Pyloric Valve Stenosis



Pyloric valve stenosis is a dangerous form of acid reflux in babies. If your baby doesn't gain weight,  projectile vomits after feeding and still remains hungry afterwards, he might have a problem with his pyloric valve.

Pyloric Valve

Your stomach has two tight muscular valves. One to let food in, the lower esophageal sphincter, and one to let stomach content out for further digestion. The pyloric valve. It separates your stomach from the small intestine and prevents flow back of intestinal content into your stomach.

Pyloric Valve Stenosis

Three out of thousand babies  have got a pyloric valve that narrows gradually within their first six weeks. Eventually it becomes so strong that it completely seals off the bottom of their stomach. When no food or drink can pas through this narrowing (stenosis) anymore, it becomes an urgent medical condition! In former times these infants would simply starve to death. Luckily, these times are gone. Pyloric valve surgery has now become a routine operation.

Symptoms 

The first and most obvious symptom is projectile vomiting after feeding. Your baby's stomach tries to push digested milk through the pyloric valve with forceful contractions.  Your baby's stomach contracts visibly and his little tummy moves in peristaltic waves in an effort to push his milk further down.  But if the bottom gate remains remains closed, it comes back out and your baby vomits with full power: projectile vomiting.

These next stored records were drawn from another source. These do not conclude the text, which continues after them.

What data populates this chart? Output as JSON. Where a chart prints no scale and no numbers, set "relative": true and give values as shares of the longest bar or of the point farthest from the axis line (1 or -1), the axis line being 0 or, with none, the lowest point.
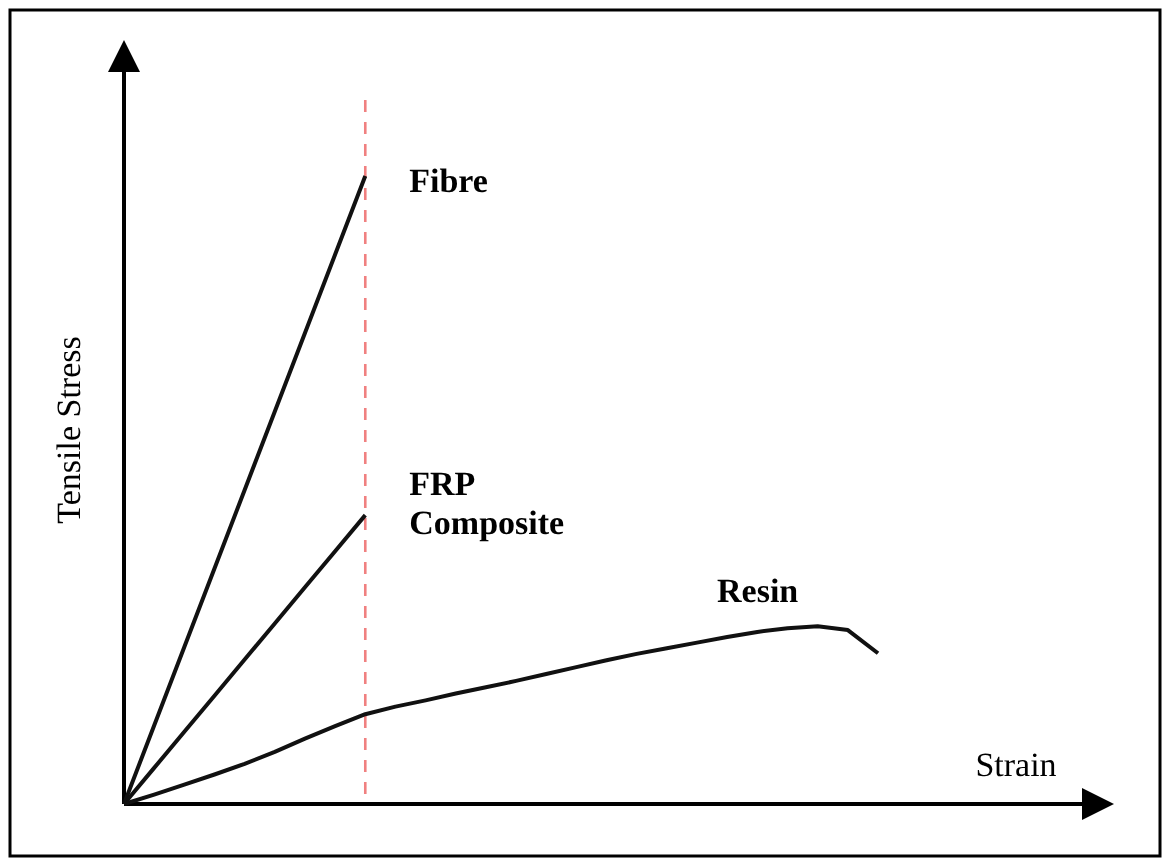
{
  "chart_data": {
    "type": "line",
    "relative": true,
    "xlabel": "Strain",
    "ylabel": "Tensile Stress",
    "line_style": "solid",
    "marker": "none",
    "legend": false,
    "categories": [
      null,
      null,
      null,
      null,
      null,
      null,
      null,
      null,
      null,
      null,
      null,
      null,
      null,
      null,
      null,
      null,
      null,
      null,
      null,
      null,
      null,
      null,
      null,
      null,
      null,
      null
    ],
    "series": [
      {
        "name": "Fibre",
        "color": "#111111",
        "values": [
          0,
          0.125,
          0.25,
          0.375,
          0.5,
          0.625,
          0.75,
          0.875,
          1,
          null,
          null,
          null,
          null,
          null,
          null,
          null,
          null,
          null,
          null,
          null,
          null,
          null,
          null,
          null,
          null,
          null
        ]
      },
      {
        "name": "FRP Composite",
        "color": "#111111",
        "values": [
          0,
          0.0575,
          0.115,
          0.1725,
          0.23,
          0.2875,
          0.345,
          0.4025,
          0.46,
          null,
          null,
          null,
          null,
          null,
          null,
          null,
          null,
          null,
          null,
          null,
          null,
          null,
          null,
          null,
          null,
          null
        ]
      },
      {
        "name": "Resin",
        "color": "#111111",
        "values": [
          0,
          0.015,
          0.031,
          0.047,
          0.064,
          0.083,
          0.104,
          0.124,
          0.143,
          0.155,
          0.165,
          0.176,
          0.186,
          0.196,
          0.207,
          0.218,
          0.229,
          0.239,
          0.248,
          0.257,
          0.266,
          0.274,
          0.28,
          0.283,
          0.277,
          0.24
        ]
      }
    ]
  }
}
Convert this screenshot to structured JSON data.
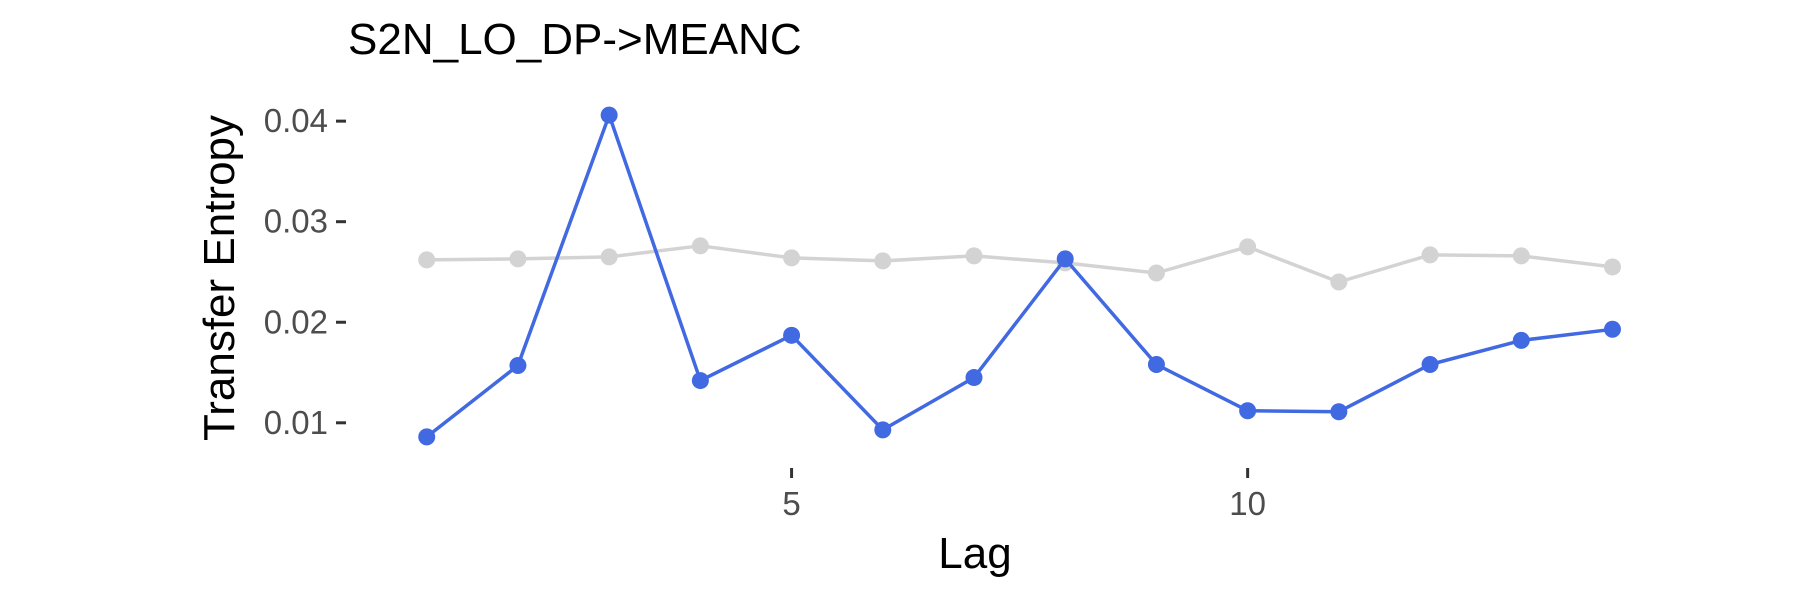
{
  "chart_data": {
    "type": "line",
    "title": "S2N_LO_DP->MEANC",
    "xlabel": "Lag",
    "ylabel": "Transfer Entropy",
    "xlim": [
      0.4,
      13.6
    ],
    "ylim": [
      0.0065,
      0.0425
    ],
    "xticks": [
      5,
      10
    ],
    "yticks": [
      0.01,
      0.02,
      0.03,
      0.04
    ],
    "ytick_labels": [
      "0.01",
      "0.02",
      "0.03",
      "0.04"
    ],
    "xtick_labels": [
      "5",
      "10"
    ],
    "grid": false,
    "legend": "none",
    "x": [
      1,
      2,
      3,
      4,
      5,
      6,
      7,
      8,
      9,
      10,
      11,
      12,
      13,
      14
    ],
    "series": [
      {
        "color": "#d3d3d3",
        "values": [
          0.0262,
          0.0263,
          0.0265,
          0.0276,
          0.0264,
          0.0261,
          0.0266,
          0.0259,
          0.0249,
          0.0275,
          0.024,
          0.0267,
          0.0266,
          0.0255
        ]
      },
      {
        "color": "#4169e1",
        "values": [
          0.0086,
          0.0157,
          0.0406,
          0.0142,
          0.0187,
          0.0093,
          0.0145,
          0.0263,
          0.0158,
          0.0112,
          0.0111,
          0.0158,
          0.0182,
          0.0193
        ]
      }
    ]
  }
}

Healthy babies vomit after feeding and a lot of babies projectile vomit without having a medical condition. You should start worrying if your babies vomits after feeding, remains hungry afterwards and fails to gain weight. 

Diagnosis 

A thick, narrow pyloric valve feels as an olive at the bottom of your baby's stomach. If your doctor suspects stenosis, he examines the upper belly and looks for the 'pyloric olive sign'. This olive is a permanently contracted, swollen muscular valve. 

More can be seen with an ultrasound examination. Your radiologist measures the thickness of the pyloric valve.  If it is less than 3 mm, your baby has a stenosis. 

Risk Factors

Narrowing of the pyloric valve affects mostly boys within the first 6 weeks after birth. Risk Factors:

  • parents who smoke
  • first-born babies
  • young mothers
  • bottle feeding

Treatment

Surgical treatment, a pyloromyotomy, resolves pyloric valve stenosis. Your surgeon makes a small incision in the narrowed valve. The circular muscle is partially cut so that food can pass down again. Older surgeons use open surgery to operate. Standard care is via laparoscopy (several tiny incisions) because chances on wound infection are much smaller.

Normally it doesn't come back and has no impact on your child's future.

Future

 In the future, pyloric valve stenosis will be treated with non-invasive techniques:

  • Steroid injections reduce swelling and make enlarged pylorus shrink
  • Balloon dilatation can push the pyloric valve open during a gastroscopy

These techniques aren't done yet and need further research to become the new care standard.